The Difference Between Self-Care And Self-Love
For many years I was quite indulgent in my cyclical self-care practices, believing that was the best way to replenish myself. Back then I was working an average of 60 hours a week. I would wake up thinking about work, plan my day in the shower, consume a cup of coffee and race into the office by 7:30 AM for my 12-hour day. This was the loop of my life.
On the weekends, to make up for the self-depletion I imbued on myself, I would spend most of my time deploying self-care strategies in an attempt to make up for draining my energy resources and life force. My weekends would consist of massage appointments, hair-cuts and colorings, pedicures, manicures, waxing, facials, the occasional body scrub, astrology readings, psychic readings and if I was really treating myself, I’d go to a Hay House “I Can Do IT” conference. On the weekends I would take time to eat right and maybe get a little exercise. I never considered doing any of these things during the busy work week.
I considered all of this under the category of self-care. After all, these were the things I needed to do to simply restore and revive myself, boost my ego, temporarily feel good and make sure I looked fabulous come Monday morning. And for about twenty-five years, I honestly believed this was all I needed.
I Wasn’t Aware of What Real Self-Love Was
Discovering I had breast cancer was the beginning of my journey of loving myself. To me, an obvious correlation to breast cancer is self-nurturing as the breast is the part of the body women use to nurture their children. At a deeper level, I also believe cancer is about an imbalance in the spiritual and emotional levels. When these imbalances occur, the body suffers.

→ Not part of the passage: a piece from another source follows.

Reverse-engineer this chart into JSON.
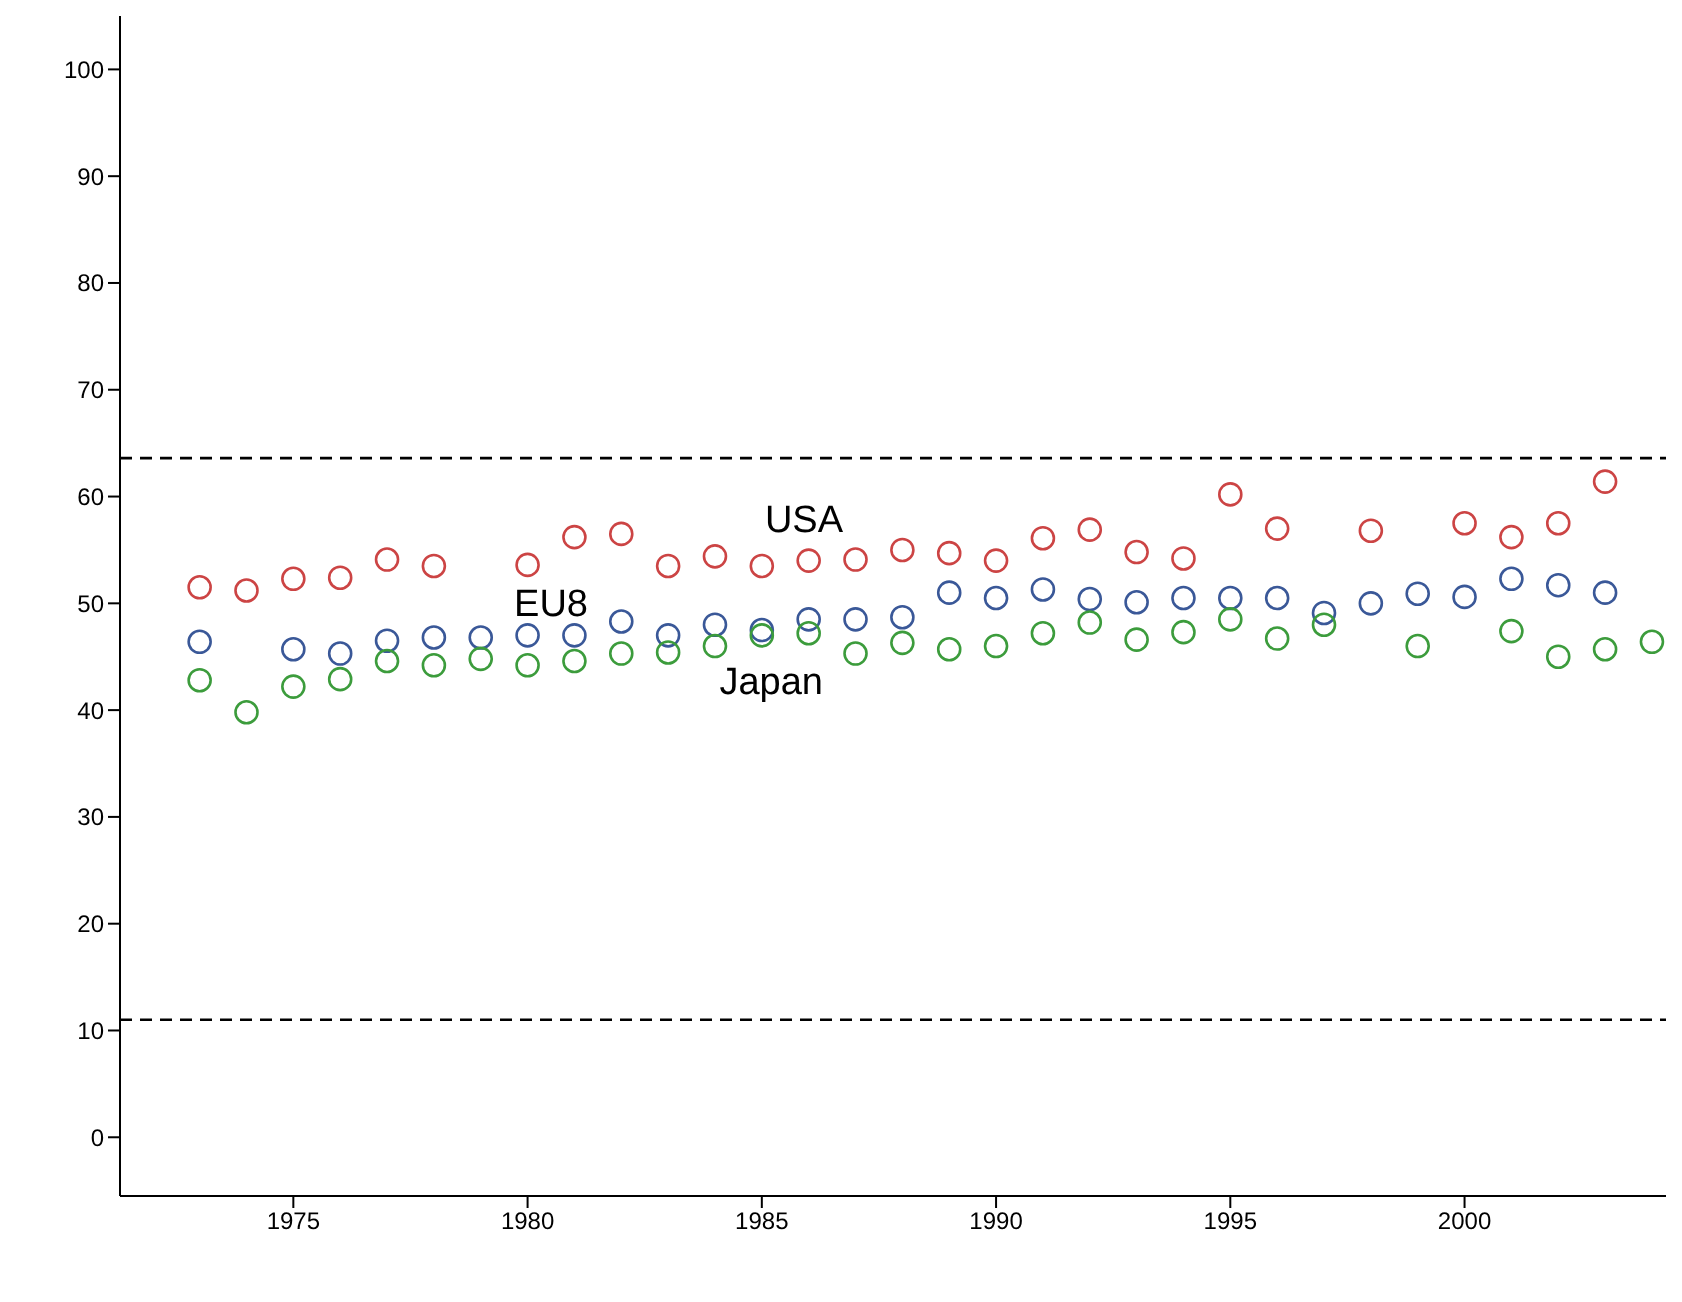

This experience caused me to reflect on the idea of self-nurturing and explore what this meant for me. I had never considered myself the nurturing type. I opted out on the kid thing and didn’t have a lot of patience for children in general. And because I’m empathic, I spent a lot of time protecting my heart and my feelings from deeply connecting with other people. I really didn’t know how to manage and regulate my feelings from what they were feeling.
As a result, this protection also kept me from tuning into myself. It caused me to remain disconnected and distant. It prevented me from being anywhere near nurturing.
I Was My Own Worst Critic
While this was unfolding in my consciousness, I was also aware that I was really hard on myself. I mean REALLY hard on myself. I was my own worst critic. Nothing was ever good enough and I was the first one to point out my flaws. This often came across in the form of sarcasm, putting myself down, calling out the fact that I was wrong. I was never acknowledging myself TO MYSELF for my gifts, talents and accomplishments. It was easy to point out the talents of others since I was frequently seeking outside approval from them, but that’s another post.
When I really began examining what it meant to be nurturing, I asked myself, “What’s missing here?”
Self-Love Was the Answer
Throughout my own journey over the past four years, I have come to learn the difference between self-care and self-love. And make no mistake, there is a vital difference. Self-love includes self-care, but self-care alone only addresses the physical. Self-love is about inclusion of the whole person – the mind, body and Spirit.
Self-love is about paying attention to your intuition and trusting yourself enough to taking action on it. Self-love is letting where you are now be okay. Self-love is knowing that all the answers we seek are within us. Self-love is taking some time every single day to exist quietly with yourself. Self-love is taking time every single day to acknowledge the infinite part of ourselves that is connected to All That Is.
Self-love is gentle discipline. Self-love is slowing down. It is about deeply connecting to yourself and to others. Self-love is listening to your body’s needs. Self-love is finding your voice and using it. Self-love is the revelation of your authentic self as a Divine Spiritual Being and having the awareness that you are here for a reason.
Self-love is following your joy. It is about knowing you are guided and protected and that all of life is for learning. Self-love is believing in yourself. Self-love is standing in your truth when everyone else may be telling you that you’re crazy. Self-love is listening to your feelings with an attitude of caring acceptance and compassion for yourself.
The path to self-love is not found in reading a blog post or by simply experiencing a life threatening illness. It’s about shifting your mind set, your belief systems as you expand along the journey. This can only happen through the unfolding and discovery of self.
For your consideration, I invite you to begin self-love today. Go to a mirror. Take a long deep look in your own eyes. Say out loud, “I love you” and know that everything is going to be okay.